Aside from serving athletes, Baseball Express has also remained committed to giving back to the communities they serve. Never was that more apparent than after Hurricane Katrina in August of 2005.
Baseball Express ran advertisements during the 2007 Little League World Series. Kevin Udell, Vice President of Team Sales (left), continues to be the company's longest tenured employee.
Baseball Express has worked with several famous athletes over the years, including Olympic Softball champion Michele Smith, who worked as a company ambassador for over 15 years.
“I spearheaded a donation of baseball equipment for three high school baseball teams in Mississippi that lost all of their equipment in the hurricane,” recalled Miller. “The donations came from our major vendors and totaled more than $60,000 worth of product. We went down there to one of the high schools, and the kids, the coaches, you could see the smiles from ear to ear. Just happy to see what they had lost.”

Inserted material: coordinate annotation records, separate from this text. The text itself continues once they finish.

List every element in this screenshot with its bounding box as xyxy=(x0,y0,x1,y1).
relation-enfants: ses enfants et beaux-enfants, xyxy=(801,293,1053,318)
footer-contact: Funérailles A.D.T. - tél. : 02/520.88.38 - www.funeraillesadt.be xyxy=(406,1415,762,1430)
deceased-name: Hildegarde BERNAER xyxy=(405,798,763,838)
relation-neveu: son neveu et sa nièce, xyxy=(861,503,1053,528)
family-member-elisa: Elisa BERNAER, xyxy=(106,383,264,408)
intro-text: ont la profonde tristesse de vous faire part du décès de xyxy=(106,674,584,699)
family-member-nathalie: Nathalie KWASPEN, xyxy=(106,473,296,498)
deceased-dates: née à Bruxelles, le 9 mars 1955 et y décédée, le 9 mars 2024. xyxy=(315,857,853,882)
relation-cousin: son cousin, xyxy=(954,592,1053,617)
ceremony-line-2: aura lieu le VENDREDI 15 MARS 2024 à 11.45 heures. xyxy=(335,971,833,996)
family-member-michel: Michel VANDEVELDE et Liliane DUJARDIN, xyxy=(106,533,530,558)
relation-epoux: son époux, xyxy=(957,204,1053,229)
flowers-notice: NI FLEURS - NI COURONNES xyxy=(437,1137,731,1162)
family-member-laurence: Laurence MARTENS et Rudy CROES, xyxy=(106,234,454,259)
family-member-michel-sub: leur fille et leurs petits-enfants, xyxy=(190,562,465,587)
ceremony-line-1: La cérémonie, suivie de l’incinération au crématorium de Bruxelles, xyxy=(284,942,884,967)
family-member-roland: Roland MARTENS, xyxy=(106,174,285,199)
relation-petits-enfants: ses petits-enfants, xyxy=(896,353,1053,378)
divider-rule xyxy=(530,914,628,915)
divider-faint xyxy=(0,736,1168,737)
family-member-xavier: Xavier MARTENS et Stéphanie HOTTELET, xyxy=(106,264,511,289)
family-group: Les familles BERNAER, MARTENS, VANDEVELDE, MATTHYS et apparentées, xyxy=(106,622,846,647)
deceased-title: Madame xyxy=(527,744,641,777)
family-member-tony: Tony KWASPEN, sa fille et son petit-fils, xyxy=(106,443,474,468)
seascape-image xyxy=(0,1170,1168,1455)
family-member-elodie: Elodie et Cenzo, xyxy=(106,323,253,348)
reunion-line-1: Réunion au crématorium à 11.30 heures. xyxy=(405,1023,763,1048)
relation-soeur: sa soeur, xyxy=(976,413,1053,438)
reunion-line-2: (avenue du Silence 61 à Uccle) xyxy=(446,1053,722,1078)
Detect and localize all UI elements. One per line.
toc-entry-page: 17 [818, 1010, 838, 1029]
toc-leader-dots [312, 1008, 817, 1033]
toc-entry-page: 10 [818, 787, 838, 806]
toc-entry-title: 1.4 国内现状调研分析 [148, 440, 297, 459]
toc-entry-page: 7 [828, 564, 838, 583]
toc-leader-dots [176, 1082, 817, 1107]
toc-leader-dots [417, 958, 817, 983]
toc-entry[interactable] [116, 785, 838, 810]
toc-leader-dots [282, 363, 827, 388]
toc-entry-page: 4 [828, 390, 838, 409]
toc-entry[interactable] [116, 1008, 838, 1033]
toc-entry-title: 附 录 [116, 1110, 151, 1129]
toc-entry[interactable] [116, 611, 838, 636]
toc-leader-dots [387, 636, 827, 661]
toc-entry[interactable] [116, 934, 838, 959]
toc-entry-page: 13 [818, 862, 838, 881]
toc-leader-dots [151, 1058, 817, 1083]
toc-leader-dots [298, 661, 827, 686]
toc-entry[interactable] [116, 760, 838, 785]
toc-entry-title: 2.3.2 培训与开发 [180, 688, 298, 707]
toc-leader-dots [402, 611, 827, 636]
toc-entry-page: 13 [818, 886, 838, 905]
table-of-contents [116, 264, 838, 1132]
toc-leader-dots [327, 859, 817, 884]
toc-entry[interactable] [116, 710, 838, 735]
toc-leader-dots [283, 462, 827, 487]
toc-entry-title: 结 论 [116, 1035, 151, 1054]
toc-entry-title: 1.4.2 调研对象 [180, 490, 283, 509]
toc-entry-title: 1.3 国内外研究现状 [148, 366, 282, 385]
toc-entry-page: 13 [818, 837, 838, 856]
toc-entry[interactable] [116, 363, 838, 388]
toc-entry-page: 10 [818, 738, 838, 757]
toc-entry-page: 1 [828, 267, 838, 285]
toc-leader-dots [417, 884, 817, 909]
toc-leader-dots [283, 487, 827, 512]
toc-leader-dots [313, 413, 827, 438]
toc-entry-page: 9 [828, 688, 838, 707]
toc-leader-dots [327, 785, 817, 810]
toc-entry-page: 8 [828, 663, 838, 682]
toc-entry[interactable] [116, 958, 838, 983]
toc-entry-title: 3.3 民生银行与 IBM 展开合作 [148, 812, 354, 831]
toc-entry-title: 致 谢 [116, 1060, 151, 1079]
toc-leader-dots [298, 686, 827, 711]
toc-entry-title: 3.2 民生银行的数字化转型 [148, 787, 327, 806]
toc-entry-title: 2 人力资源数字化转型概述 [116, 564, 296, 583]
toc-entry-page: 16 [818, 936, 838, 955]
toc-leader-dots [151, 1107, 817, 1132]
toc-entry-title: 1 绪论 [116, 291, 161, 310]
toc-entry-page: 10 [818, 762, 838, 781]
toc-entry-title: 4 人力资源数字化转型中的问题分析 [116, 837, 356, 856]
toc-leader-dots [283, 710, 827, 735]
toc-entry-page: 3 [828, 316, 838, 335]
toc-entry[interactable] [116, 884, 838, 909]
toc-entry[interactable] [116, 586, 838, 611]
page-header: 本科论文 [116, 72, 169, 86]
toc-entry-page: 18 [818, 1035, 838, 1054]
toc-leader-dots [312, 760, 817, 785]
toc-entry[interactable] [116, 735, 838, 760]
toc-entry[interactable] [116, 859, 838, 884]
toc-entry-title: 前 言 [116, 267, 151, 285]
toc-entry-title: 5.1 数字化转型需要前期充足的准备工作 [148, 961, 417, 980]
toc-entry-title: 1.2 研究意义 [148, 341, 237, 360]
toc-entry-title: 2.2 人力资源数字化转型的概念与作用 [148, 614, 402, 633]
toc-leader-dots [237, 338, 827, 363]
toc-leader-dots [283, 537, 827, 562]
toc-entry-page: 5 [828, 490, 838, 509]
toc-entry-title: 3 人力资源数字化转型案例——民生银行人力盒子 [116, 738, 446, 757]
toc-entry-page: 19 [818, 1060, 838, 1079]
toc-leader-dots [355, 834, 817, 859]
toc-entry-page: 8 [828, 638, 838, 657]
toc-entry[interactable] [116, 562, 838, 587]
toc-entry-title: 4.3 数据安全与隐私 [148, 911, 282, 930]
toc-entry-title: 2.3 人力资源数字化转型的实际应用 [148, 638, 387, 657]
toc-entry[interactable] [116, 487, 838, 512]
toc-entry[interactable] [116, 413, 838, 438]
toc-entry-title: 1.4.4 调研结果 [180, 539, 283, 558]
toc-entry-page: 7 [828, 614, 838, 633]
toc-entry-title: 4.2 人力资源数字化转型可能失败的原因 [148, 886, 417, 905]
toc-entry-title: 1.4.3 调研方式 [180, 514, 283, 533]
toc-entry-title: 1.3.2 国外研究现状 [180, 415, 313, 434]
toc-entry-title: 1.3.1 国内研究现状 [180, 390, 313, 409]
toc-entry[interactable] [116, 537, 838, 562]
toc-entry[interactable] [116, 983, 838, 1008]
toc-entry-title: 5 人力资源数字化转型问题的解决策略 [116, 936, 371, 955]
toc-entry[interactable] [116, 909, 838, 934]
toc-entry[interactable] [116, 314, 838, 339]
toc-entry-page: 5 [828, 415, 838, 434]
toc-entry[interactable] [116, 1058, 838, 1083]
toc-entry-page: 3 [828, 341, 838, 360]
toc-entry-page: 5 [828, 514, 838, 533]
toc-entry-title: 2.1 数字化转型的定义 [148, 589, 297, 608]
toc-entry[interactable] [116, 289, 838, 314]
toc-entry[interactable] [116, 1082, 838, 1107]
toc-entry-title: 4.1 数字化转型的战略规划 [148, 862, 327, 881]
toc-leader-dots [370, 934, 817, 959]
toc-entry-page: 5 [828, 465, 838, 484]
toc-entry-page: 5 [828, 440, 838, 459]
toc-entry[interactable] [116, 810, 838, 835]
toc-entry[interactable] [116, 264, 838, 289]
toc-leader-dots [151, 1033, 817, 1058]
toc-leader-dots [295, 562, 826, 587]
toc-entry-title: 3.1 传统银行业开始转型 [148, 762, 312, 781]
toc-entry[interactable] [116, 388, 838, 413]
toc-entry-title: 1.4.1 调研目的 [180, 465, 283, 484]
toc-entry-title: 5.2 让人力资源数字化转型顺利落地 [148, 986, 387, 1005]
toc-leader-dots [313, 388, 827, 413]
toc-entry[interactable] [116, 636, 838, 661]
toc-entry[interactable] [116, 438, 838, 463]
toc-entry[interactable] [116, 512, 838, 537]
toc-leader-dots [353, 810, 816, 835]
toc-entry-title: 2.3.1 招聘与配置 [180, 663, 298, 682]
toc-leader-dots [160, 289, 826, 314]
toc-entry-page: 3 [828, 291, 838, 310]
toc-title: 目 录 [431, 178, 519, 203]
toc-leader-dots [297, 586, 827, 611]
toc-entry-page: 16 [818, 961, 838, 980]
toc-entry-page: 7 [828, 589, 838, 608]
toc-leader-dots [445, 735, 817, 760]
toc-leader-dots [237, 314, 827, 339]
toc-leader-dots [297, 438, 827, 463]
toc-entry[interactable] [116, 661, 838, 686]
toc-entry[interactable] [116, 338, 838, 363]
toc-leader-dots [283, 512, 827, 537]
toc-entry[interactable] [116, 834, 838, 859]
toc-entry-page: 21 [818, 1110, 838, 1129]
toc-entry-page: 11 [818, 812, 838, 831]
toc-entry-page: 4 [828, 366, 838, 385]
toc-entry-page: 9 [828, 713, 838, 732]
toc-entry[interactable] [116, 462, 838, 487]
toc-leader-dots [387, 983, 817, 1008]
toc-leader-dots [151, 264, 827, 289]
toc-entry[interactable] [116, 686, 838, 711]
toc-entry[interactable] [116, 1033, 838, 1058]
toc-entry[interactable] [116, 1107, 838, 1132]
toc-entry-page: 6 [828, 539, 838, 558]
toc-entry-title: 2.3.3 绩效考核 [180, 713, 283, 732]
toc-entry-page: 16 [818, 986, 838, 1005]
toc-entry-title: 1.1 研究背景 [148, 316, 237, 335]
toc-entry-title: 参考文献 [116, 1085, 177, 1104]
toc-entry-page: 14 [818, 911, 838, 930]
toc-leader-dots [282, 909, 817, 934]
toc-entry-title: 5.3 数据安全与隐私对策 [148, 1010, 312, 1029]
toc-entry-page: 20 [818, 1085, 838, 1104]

Baseball Express charitable efforts continue as they recently partnered with Turn 2 For Youth to donate refurbished baseball equipment to underprivileged areas and with Autism Speaks and Wilson Sporting Goods last April to help promote Autism Awareness Month.
The game and Baseball Express have both grown over the last quarter century. So, the question is, what will they both look like over the next 30 years?
“Robot Umpires!” Miller exclaimed with a laugh. “But I think baseball will still be the same great game that it is today.”
And Baseball Express?
“We’ll be bigger and better, but still have the same fanatical love for baseball and the athletes we serve.”
And what’s next for Miller?
“I’ve enjoyed working with some amazing people at Baseball Express. And I love the game. Those two things will continue to make coming into work every day feel like coming home.”
Afterall, isn’t coming home what the game is all about?